In his PhD research in the field of public administration, Mark Reijnders looked at why people do not receive the help they need. They lose their way in the labyrinthine support system or become bogged down in bureaucracy. In public administration this is known as non-take-up of social care. PhD defence on 17 June.

Reijnders conducted his research in The Hague. ‘The research arose from a practical need in municipal policymakers to find out more about non-take-up, or how people find it difficult to access the help they need.’ We do not know the exact size of this group, but Reijnders thinks it is considerable in size.

Different types of help

Non-take-up can relate to very different types of help: home help, contact with peers, help with life admin (for example with your tax return), good-neighbour schemes, meals at home (meals on wheels), buddy schemes, support for carers, transport services, help with debt, day care and home adaptations.

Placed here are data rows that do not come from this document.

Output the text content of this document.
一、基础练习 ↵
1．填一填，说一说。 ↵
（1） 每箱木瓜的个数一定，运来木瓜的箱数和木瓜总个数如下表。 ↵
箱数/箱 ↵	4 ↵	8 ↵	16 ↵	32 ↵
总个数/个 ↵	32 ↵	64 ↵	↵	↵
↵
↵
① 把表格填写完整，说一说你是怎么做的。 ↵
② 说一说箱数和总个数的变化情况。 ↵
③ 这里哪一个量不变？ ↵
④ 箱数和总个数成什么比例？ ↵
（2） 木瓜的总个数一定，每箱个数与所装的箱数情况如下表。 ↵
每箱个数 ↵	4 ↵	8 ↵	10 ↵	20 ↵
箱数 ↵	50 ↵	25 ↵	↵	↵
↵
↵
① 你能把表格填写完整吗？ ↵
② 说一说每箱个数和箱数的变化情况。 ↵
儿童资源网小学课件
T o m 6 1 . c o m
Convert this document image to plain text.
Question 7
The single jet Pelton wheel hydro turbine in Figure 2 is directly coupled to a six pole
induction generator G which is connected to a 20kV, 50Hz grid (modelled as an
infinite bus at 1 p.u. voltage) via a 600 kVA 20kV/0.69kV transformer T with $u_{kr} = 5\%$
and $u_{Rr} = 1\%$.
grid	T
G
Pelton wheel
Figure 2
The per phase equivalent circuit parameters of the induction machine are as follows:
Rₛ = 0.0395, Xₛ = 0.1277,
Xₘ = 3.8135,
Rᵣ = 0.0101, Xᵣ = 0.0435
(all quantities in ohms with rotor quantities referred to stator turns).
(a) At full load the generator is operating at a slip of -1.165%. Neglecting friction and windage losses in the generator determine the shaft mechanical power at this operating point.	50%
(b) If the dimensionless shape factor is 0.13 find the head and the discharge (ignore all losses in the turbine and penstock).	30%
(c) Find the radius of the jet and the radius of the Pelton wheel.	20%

Mark Reijnders: ‘Policymakers are too quick to focus on individual responsibility and self-sufficiency.’ (Photo Hanna Radstake)

Causes

For his thesis, Reijnders looked at reasons for non-take-up and its consequences for social policy in the Municipality of The Hague. ‘My main conclusion is that the policy shows too little awareness of the many problems and obstacles that people who need help may face. Policymakers are too quick to focus on individual responsibility and self-sufficiency. The reasons for non-take-up are in part due to the individual, but are also related to the structure of the social system. All that red tape and the labyrinthine nature of the system often causes people to lose their way. They come up against unintelligible rules or face a language barrier.’

Qualitative research

Reijnders used qualitative research methods, which included talking to people who had had difficulty asking for help. A single woman, for instance, whose tax return was too late because she didn’t know how to file it, an elderly man who didn’t use a free meals service in his neighbourhood, a Chinese carer who had been stretched to the limit but had not asked for help because of a language barrier, and a woman with arthritis who didn’t want to ask for home help.

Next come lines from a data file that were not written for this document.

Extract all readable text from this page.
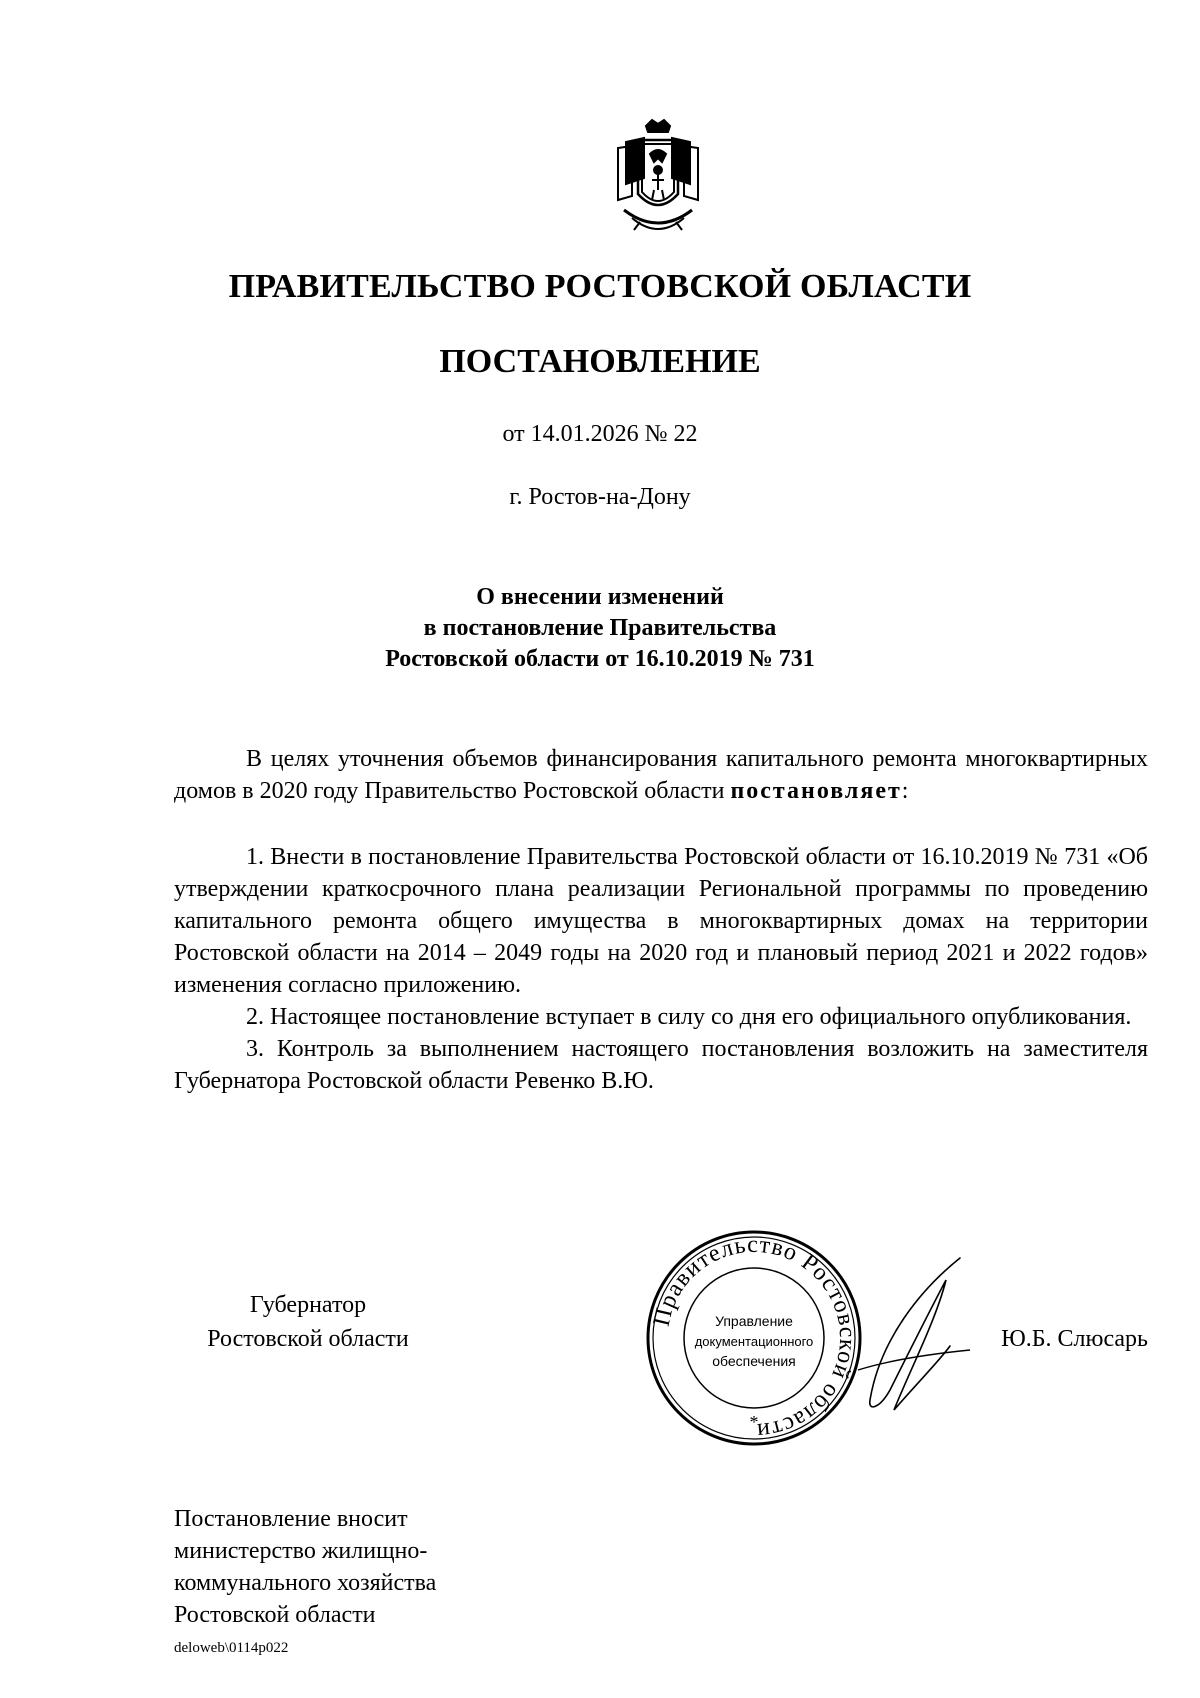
ПРАВИТЕЛЬСТВО РОСТОВСКОЙ ОБЛАСТИ
ПОСТАНОВЛЕНИЕ
от 14.01.2026 № 22
г. Ростов-на-Дону
О внесении изменений
в постановление Правительства
Ростовской области от 16.10.2019 № 731

В целях уточнения объемов финансирования капитального ремонта многоквартирных домов в 2020 году Правительство Ростовской области постановляет:

1. Внести в постановление Правительства Ростовской области от 16.10.2019 № 731 «Об утверждении краткосрочного плана реализации Региональной программы по проведению капитального ремонта общего имущества в многоквартирных домах на территории Ростовской области на 2014 – 2049 годы на 2020 год и плановый период 2021 и 2022 годов» изменения согласно приложению.

2. Настоящее постановление вступает в силу со дня его официального опубликования.

3. Контроль за выполнением настоящего постановления возложить на заместителя Губернатора Ростовской области Ревенко В.Ю.

Губернатор
Ростовской области
Правительство Ростовской области
Управление
документационного
обеспечения
*
Ю.Б. Слюсарь
Постановление вносит
министерство жилищно-
коммунального хозяйства
Ростовской области
deloweb\0114p022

He also consulted focus groups of volunteers from Stichting Kompassie, an organisation that gives free advice to people who need help. They had hands-on experience and were able to reflect on the difficulties people have with finding help from a different perspective. ‘That was a very interesting supplement to the individual interviews.’

Elusive group

It wasn’t easy to find people who don’t receive the support they are entitled to, says Reijnders. They are by definition difficult to reach. ‘But we managed nonetheless, thanks to the good collaboration with different organisations in The Hague. I spoke to people via the Food Bank, an organisation for carers and a hospital.’ Reijnders is also calling on researchers to pay more attention to this elusive group. ‘Non-take-up creates a disparity in society that is very difficult to bring into the open. My thesis provides some pointers on how to include this hidden group of people in further academic research.’

More empathy

Reijnders’ advice to policymakers is to show more empathy to people who do not use the help they are entitled to, and to draw on this when developing and implementing social policy. ‘Make an effort to find them, talk to them, discover their needs and learn from this.’ And at the same time help must be offered in a more accessible way: ‘Remove the bureaucratic barriers, get organisations to work together more and be realistic about whether people are likely to ask for the help they need.’

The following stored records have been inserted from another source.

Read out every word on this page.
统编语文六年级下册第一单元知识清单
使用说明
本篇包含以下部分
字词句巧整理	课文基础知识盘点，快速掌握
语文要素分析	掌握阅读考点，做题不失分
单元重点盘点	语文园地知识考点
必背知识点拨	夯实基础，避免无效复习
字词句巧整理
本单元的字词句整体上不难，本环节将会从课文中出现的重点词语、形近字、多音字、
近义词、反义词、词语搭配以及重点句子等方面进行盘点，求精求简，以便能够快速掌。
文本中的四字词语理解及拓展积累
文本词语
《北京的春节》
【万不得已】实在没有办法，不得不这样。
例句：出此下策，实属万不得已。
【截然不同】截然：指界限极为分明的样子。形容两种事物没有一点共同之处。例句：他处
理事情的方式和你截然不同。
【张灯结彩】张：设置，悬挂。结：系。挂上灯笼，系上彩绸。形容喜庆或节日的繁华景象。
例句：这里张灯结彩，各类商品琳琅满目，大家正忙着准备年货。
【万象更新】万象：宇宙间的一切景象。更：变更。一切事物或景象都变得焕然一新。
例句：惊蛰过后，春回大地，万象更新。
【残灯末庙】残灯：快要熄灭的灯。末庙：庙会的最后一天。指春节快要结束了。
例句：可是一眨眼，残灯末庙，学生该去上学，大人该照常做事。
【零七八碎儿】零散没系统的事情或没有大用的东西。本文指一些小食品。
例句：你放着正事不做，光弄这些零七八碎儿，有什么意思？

With his colleagues Trui Steen and Jelmer Schalk, Mark Reijnders previously conducted research into why people do not seek help. ‘I became fascinated by the topic and decided to devote my PhD research at the Institute of Public Administration to this. What spurred me on was how little academic knowledge there is about the subject. I could see that it was of great academic and social value.’

Reijnders now works as an independent researcher and adviser on non-take-up.